# 2001 Audi Allroad 2.7T Part Out...



## sohnnydamuz (Jul 17, 2013)

I have a black 2001 Allroad 2.7T that I am parting out. I just got in a small accident in it and all the interior is in perfect condition. the doors are good the whole back end is good and the fenders are good. as long as its nothing on the front bumper everything else is good... ask for the part and pm me an offer and i will let you know if its available...  oh and the interior is black and grey leather...


----------



## KIKOLIO (Sep 22, 2006)

*...*

manual or auto? I wanna convert mine into a manual... I also need the side mirror control on the middle console


----------



## KIKOLIO (Sep 22, 2006)

dude!


----------



## sohnnydamuz (Jul 17, 2013)

its auto trans and the side mirror control has already been requested by someone else via pm sorry bro

Sent from my HTC One using Tapatalk 2


----------



## ncktuley94 (Jul 15, 2013)

Do you still have the light switch and the hazard triangle cover on the hatch?


----------



## sohnnydamuz (Jul 17, 2013)

yes i do whats your offer no low ball offers please... these are oem parts

Sent from my HTC One using Tapatalk 2


----------



## aalphashark (Jan 16, 2003)

*Hi, still have parts?*

Hi, still have parts? I just bought an '01 and could use a few.


----------



## sohnnydamuz (Jul 17, 2013)

yupp

Sent from my HTC One using Tapatalk 2


----------



## aalphashark (Jan 16, 2003)

Well, for starters I need a pull out cargo cover black?


----------



## sohnnydamuz (Jul 17, 2013)

pull outcargo cover they come with that? 

Sent from my HTC One using Tapatalk 2


----------



## sohnnydamuz (Jul 17, 2013)

i have the pull out screen for the back door but no pull out cargo cover... 

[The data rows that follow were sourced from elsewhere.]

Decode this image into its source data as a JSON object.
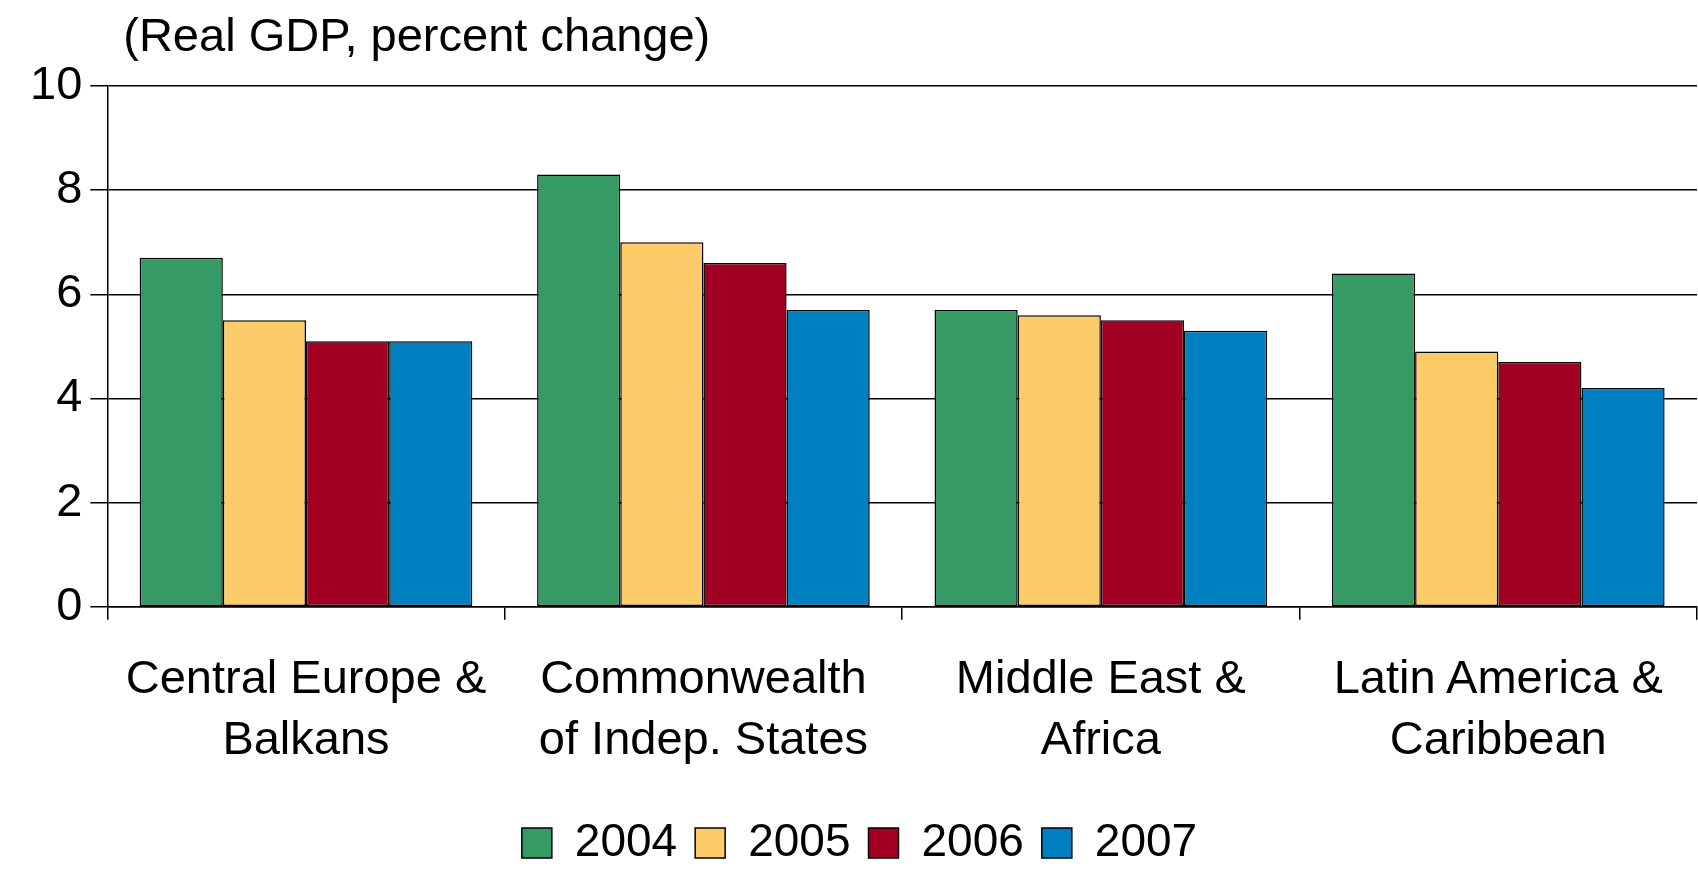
{
  "chart_data": {
    "type": "bar",
    "ylabel": "(Real GDP, percent change)",
    "categories": [
      "Central Europe & Balkans",
      "Commonwealth of Indep. States",
      "Middle East & Africa",
      "Latin America & Caribbean"
    ],
    "series": [
      {
        "name": "2004",
        "color": "#369a65",
        "values": [
          6.7,
          8.3,
          5.7,
          6.4
        ]
      },
      {
        "name": "2005",
        "color": "#fdcb67",
        "values": [
          5.5,
          7.0,
          5.6,
          4.9
        ]
      },
      {
        "name": "2006",
        "color": "#a20022",
        "values": [
          5.1,
          6.6,
          5.5,
          4.7
        ]
      },
      {
        "name": "2007",
        "color": "#0080c0",
        "values": [
          5.1,
          5.7,
          5.3,
          4.2
        ]
      }
    ],
    "ylim": [
      0,
      10
    ],
    "yticks": [
      0,
      2,
      4,
      6,
      8,
      10
    ],
    "grid": "y",
    "legend": "bottom"
  }
}
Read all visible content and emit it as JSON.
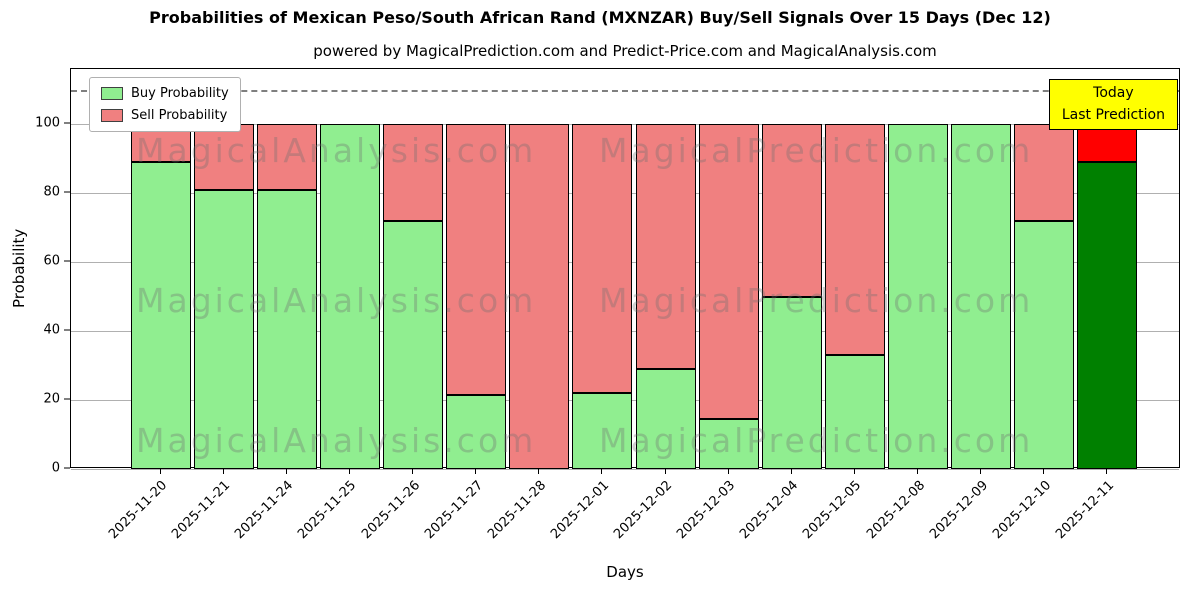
{
  "chart": {
    "title": "Probabilities of Mexican Peso/South African Rand (MXNZAR) Buy/Sell Signals Over 15 Days (Dec 12)",
    "subtitle": "powered by MagicalPrediction.com and Predict-Price.com and MagicalAnalysis.com",
    "xlabel": "Days",
    "ylabel": "Probability",
    "legend": [
      {
        "label": "Buy Probability",
        "color": "#90EE90"
      },
      {
        "label": "Sell Probability",
        "color": "#F08080"
      }
    ],
    "annotation": {
      "lines": [
        "Today",
        "Last Prediction"
      ],
      "bg": "#FFFF00"
    },
    "watermarks": {
      "left": "MagicalAnalysis.com",
      "right": "MagicalPrediction.com"
    }
  },
  "chart_data": {
    "type": "bar",
    "stacked": true,
    "title": "Probabilities of Mexican Peso/South African Rand (MXNZAR) Buy/Sell Signals Over 15 Days (Dec 12)",
    "xlabel": "Days",
    "ylabel": "Probability",
    "categories": [
      "2025-11-20",
      "2025-11-21",
      "2025-11-24",
      "2025-11-25",
      "2025-11-26",
      "2025-11-27",
      "2025-11-28",
      "2025-12-01",
      "2025-12-02",
      "2025-12-03",
      "2025-12-04",
      "2025-12-05",
      "2025-12-08",
      "2025-12-09",
      "2025-12-10",
      "2025-12-11"
    ],
    "series": [
      {
        "name": "Buy Probability",
        "color": "#90EE90",
        "values": [
          89,
          81,
          81,
          100,
          72,
          21.5,
          0,
          22,
          29,
          14.5,
          50,
          33,
          100,
          100,
          72,
          89
        ]
      },
      {
        "name": "Sell Probability",
        "color": "#F08080",
        "values": [
          11,
          19,
          19,
          0,
          28,
          78.5,
          100,
          78,
          71,
          85.5,
          50,
          67,
          0,
          0,
          28,
          11
        ]
      }
    ],
    "today_colors": {
      "buy": "#008000",
      "sell": "#FF0000"
    },
    "yticks": [
      0,
      20,
      40,
      60,
      80,
      100
    ],
    "ylim": [
      0,
      116
    ],
    "dashed_line_y": 110,
    "grid": true,
    "legend_position": "upper left"
  }
}
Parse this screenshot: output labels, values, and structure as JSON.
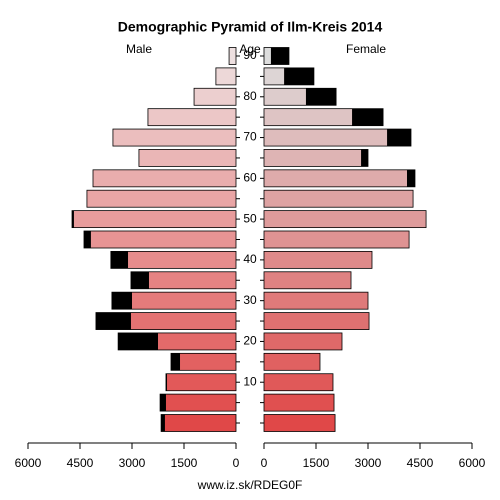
{
  "chart_data": {
    "type": "pyramid",
    "title": "Demographic Pyramid of Ilm-Kreis 2014",
    "y_label": "Age",
    "categories": [
      null,
      null,
      10,
      null,
      20,
      null,
      30,
      null,
      40,
      null,
      50,
      null,
      60,
      null,
      70,
      null,
      80,
      null,
      90
    ],
    "series": [
      {
        "name": "Male",
        "color_gradient": [
          "#e04848",
          "#eee0e0"
        ],
        "values": [
          2160,
          2190,
          2020,
          1875,
          3400,
          4040,
          3580,
          3030,
          3610,
          4385,
          4730,
          4300,
          4125,
          2800,
          3550,
          2540,
          1210,
          580,
          200
        ]
      },
      {
        "name": "Female",
        "color_gradient": [
          "#e04848",
          "#dddddd"
        ],
        "values": [
          2050,
          2020,
          1990,
          1615,
          2250,
          3030,
          3000,
          2510,
          3115,
          4185,
          4675,
          4300,
          4355,
          3000,
          4240,
          3435,
          2080,
          1440,
          720
        ]
      }
    ],
    "excess_color": "#000000",
    "xlim": [
      0,
      6000
    ],
    "xticks": [
      0,
      1500,
      3000,
      4500,
      6000
    ],
    "footer": "www.iz.sk/RDEG0F"
  }
}
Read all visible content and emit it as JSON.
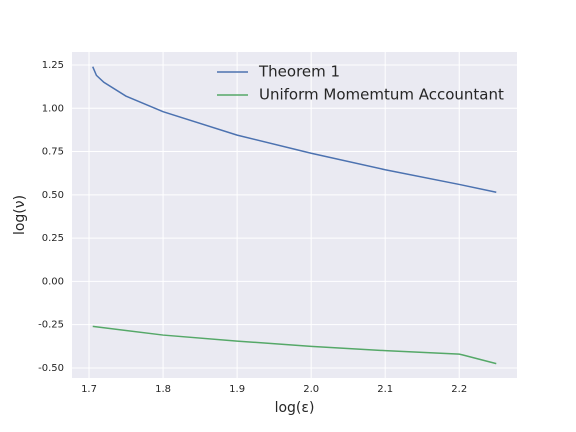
{
  "chart_data": {
    "type": "line",
    "xlabel": "log(ε)",
    "ylabel": "log(ν)",
    "series": [
      {
        "name": "Theorem 1",
        "color": "#4c72b0",
        "x": [
          1.705,
          1.71,
          1.72,
          1.75,
          1.8,
          1.9,
          2.0,
          2.1,
          2.2,
          2.25
        ],
        "values": [
          1.24,
          1.19,
          1.15,
          1.07,
          0.98,
          0.845,
          0.74,
          0.645,
          0.56,
          0.515
        ]
      },
      {
        "name": "Uniform Momemtum Accountant",
        "color": "#55a868",
        "x": [
          1.705,
          1.8,
          1.9,
          2.0,
          2.1,
          2.2,
          2.205,
          2.25
        ],
        "values": [
          -0.26,
          -0.31,
          -0.345,
          -0.375,
          -0.4,
          -0.42,
          -0.425,
          -0.475
        ]
      }
    ],
    "xlim": [
      1.677,
      2.278
    ],
    "ylim": [
      -0.558,
      1.325
    ],
    "xticks": [
      1.7,
      1.8,
      1.9,
      {
        "value": 2.0,
        "label": "2.0"
      },
      2.1,
      2.2
    ],
    "yticks": [
      1.25,
      {
        "value": 1.0,
        "label": "1.00"
      },
      0.75,
      {
        "value": 0.5,
        "label": "0.50"
      },
      0.25,
      {
        "value": 0,
        "label": "0.00"
      },
      -0.25,
      {
        "value": -0.5,
        "label": "-0.50"
      }
    ],
    "grid": true,
    "legend": "upper center"
  }
}
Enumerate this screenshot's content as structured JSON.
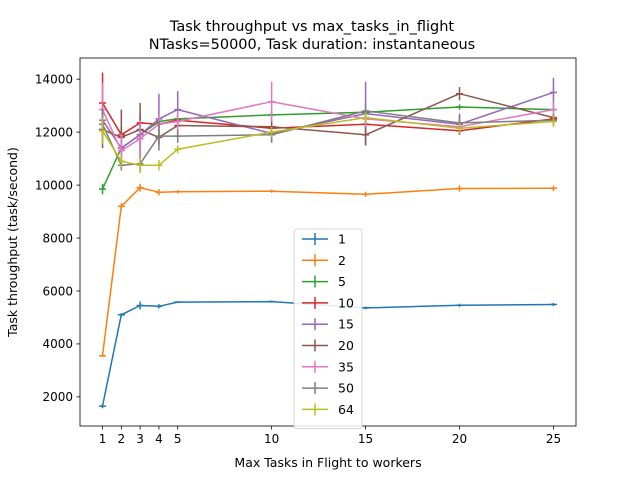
{
  "chart_data": {
    "type": "line",
    "title": "Task throughput vs max_tasks_in_flight",
    "subtitle": "NTasks=50000, Task duration: instantaneous",
    "xlabel": "Max Tasks in Flight to workers",
    "ylabel": "Task throughput (task/second)",
    "x": [
      1,
      2,
      3,
      4,
      5,
      10,
      15,
      20,
      25
    ],
    "xticks": [
      1,
      2,
      3,
      4,
      5,
      10,
      15,
      20,
      25
    ],
    "xlim": [
      -0.2,
      26.2
    ],
    "yticks": [
      2000,
      4000,
      6000,
      8000,
      10000,
      12000,
      14000
    ],
    "ylim": [
      900,
      14800
    ],
    "grid": false,
    "legend_position": "lower-center",
    "series": [
      {
        "name": "1",
        "color": "#1f77b4",
        "values": [
          1650,
          5100,
          5450,
          5420,
          5580,
          5600,
          5360,
          5460,
          5490
        ],
        "errors": [
          80,
          60,
          150,
          80,
          30,
          40,
          50,
          60,
          60
        ]
      },
      {
        "name": "2",
        "color": "#ff7f0e",
        "values": [
          3550,
          9200,
          9900,
          9730,
          9750,
          9770,
          9650,
          9870,
          9880
        ],
        "errors": [
          40,
          120,
          150,
          120,
          60,
          60,
          100,
          120,
          100
        ]
      },
      {
        "name": "5",
        "color": "#2ca02c",
        "values": [
          9850,
          11400,
          11900,
          12400,
          12500,
          12650,
          12750,
          12950,
          12850
        ],
        "errors": [
          200,
          300,
          200,
          150,
          100,
          100,
          100,
          100,
          100
        ]
      },
      {
        "name": "10",
        "color": "#d62728",
        "values": [
          13100,
          11900,
          12350,
          12300,
          12450,
          12150,
          12300,
          12050,
          12500
        ],
        "errors": [
          1150,
          300,
          150,
          150,
          120,
          100,
          100,
          150,
          150
        ]
      },
      {
        "name": "15",
        "color": "#9467bd",
        "values": [
          12450,
          11400,
          11900,
          12500,
          12850,
          11950,
          12700,
          12300,
          13500
        ],
        "errors": [
          500,
          600,
          800,
          950,
          700,
          350,
          1200,
          400,
          550
        ]
      },
      {
        "name": "20",
        "color": "#8c564b",
        "values": [
          12100,
          11800,
          12100,
          11800,
          12250,
          12200,
          11900,
          13450,
          12550
        ],
        "errors": [
          700,
          1050,
          1000,
          300,
          400,
          300,
          400,
          250,
          200
        ]
      },
      {
        "name": "35",
        "color": "#e377c2",
        "values": [
          12850,
          11300,
          11750,
          12300,
          12400,
          13150,
          12500,
          12200,
          12850
        ],
        "errors": [
          1000,
          650,
          700,
          350,
          400,
          750,
          300,
          250,
          300
        ]
      },
      {
        "name": "50",
        "color": "#7f7f7f",
        "values": [
          12300,
          10750,
          10800,
          11850,
          11850,
          11900,
          12800,
          12350,
          12450
        ],
        "errors": [
          600,
          200,
          300,
          550,
          250,
          300,
          300,
          300,
          200
        ]
      },
      {
        "name": "64",
        "color": "#bcbd22",
        "values": [
          12050,
          10900,
          10750,
          10750,
          11350,
          12000,
          12550,
          12150,
          12400
        ],
        "errors": [
          500,
          200,
          300,
          200,
          150,
          200,
          200,
          200,
          200
        ]
      }
    ]
  }
}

Sent from my HTC One using Tapatalk 2


----------



## sohnnydamuz (Jul 17, 2013)

guys i still have the wheels woth really good tires on them if youre in the dallas area i will take $900 for all four with tires... rims alone used on wheel warehouse are $350 a piece 

Sent from my HTC One using Tapatalk 2


----------



## yellorado (Oct 8, 2001)

if the suspension was in good working condition when you got hit, i need the compressor and valve block from underneath the car... and the driver front wheel height sensor.

thanks


----------



## sohnnydamuz (Jul 17, 2013)

yeah car was converted to a6 shocks all the module in the back is the only thing that works right... 

Sent from my HTC One using Tapatalk 2


----------



## nathan66669 (Oct 10, 2013)

*still have car?*

I just bought my 2002 allroad litteraly yesterday. I need an owners manual haha. Also, mine has a menu button and control knob right below the window switch in the center console. They seem impossible to find anywhere. Also looking for a new headlamp control since this one all the black is worn off it.


----------



## SGLoki (Dec 12, 2004)

How much for one of the pre cat o2 sensors and the secondary air pump?


----------



## npace (Sep 3, 2012)

Fenders still for sale? Really, I want the plastic peices so I can modify them to make my own "OEM plus" widebody and get some fat wheels and tires. If so, lmk how much, thanks.


----------



## sohnnydamuz (Jul 17, 2013)

it has been sold... the whole car

Sent from my HTC One using Tapatalk


----------